“My child just picked up a new instrument. How often should they practice and how can I support them?”
Learning a new musical instrument can be an exciting and rewarding journey. You child is probably learning to use muscles in ways they never have before! They will also be strengthening their fine motor skills.
Regular short sessions are more effective than infrequent long sessions.
Building new skills and muscular strength requires regular practice. It’s much better to have regular short practice sessions, instead of a couple long sessions each week. Leaving days between practice sessions will frustrate new players as progress is limited.
Many teachers will be happy for beginners to do 10 to 15 minutes of practice 4 days per week. As the player progresses, they will need to have longer practice sessions at least 5 days per week.

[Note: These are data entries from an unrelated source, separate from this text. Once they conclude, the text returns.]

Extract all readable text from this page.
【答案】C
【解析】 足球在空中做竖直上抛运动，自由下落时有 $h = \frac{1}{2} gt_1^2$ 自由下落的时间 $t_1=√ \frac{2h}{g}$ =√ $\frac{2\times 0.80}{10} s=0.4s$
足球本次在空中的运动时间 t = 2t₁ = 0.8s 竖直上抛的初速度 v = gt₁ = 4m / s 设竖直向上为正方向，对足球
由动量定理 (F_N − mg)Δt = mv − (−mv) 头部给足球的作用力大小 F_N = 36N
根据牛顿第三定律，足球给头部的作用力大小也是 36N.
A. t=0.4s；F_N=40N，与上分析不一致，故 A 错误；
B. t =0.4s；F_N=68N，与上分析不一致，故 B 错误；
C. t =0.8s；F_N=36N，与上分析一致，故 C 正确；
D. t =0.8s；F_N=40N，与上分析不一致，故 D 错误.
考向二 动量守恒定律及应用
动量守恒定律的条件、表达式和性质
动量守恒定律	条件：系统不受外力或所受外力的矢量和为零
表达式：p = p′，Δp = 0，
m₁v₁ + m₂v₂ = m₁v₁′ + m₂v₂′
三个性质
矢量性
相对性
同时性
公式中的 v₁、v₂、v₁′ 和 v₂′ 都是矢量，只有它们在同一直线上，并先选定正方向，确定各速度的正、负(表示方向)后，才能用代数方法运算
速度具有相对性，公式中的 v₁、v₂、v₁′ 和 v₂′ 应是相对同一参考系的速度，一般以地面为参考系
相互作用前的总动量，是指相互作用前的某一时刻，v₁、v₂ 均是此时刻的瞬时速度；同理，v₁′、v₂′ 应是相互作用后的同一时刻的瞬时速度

Regular practice is important when preparing for an exam.
It's especially important to have longer, regular practice sessions if the student is working towards an exam. Exams involve learning technical exercises and multiple pieces. Most teachers will expect to see commitment to regular practice before enrolling a student in exams.
So how can you support them?
✦ Provide a space and time when they can practice and make some noise. Some instruments might have methods for dampening the sound (i.e. brass practice mutes), but this should only be used occasionally. It's important to hear the tone they are producing.
✦ Some children may benefit from having you sit with them as they practice (at least in the beginning). You don't have to be musical to do this, just ask them what they went over and the feedback they got in their lesson. Then just be there as they apply this to their pieces.
✦ Applaud their progress and determination! Learning a new instrument is challenging, and new players may feel like they aren't progressing. Words of encouragement can go a long way.
When it comes to learning a new musical instrument, what you put in is what you get out! As a parent of a new music student, your support and encouragement will be instrumental in their progress. Your child’s teacher will also be able to outline what your child needs, so don't hesitate to touch base with them for advice on how you can best support your child.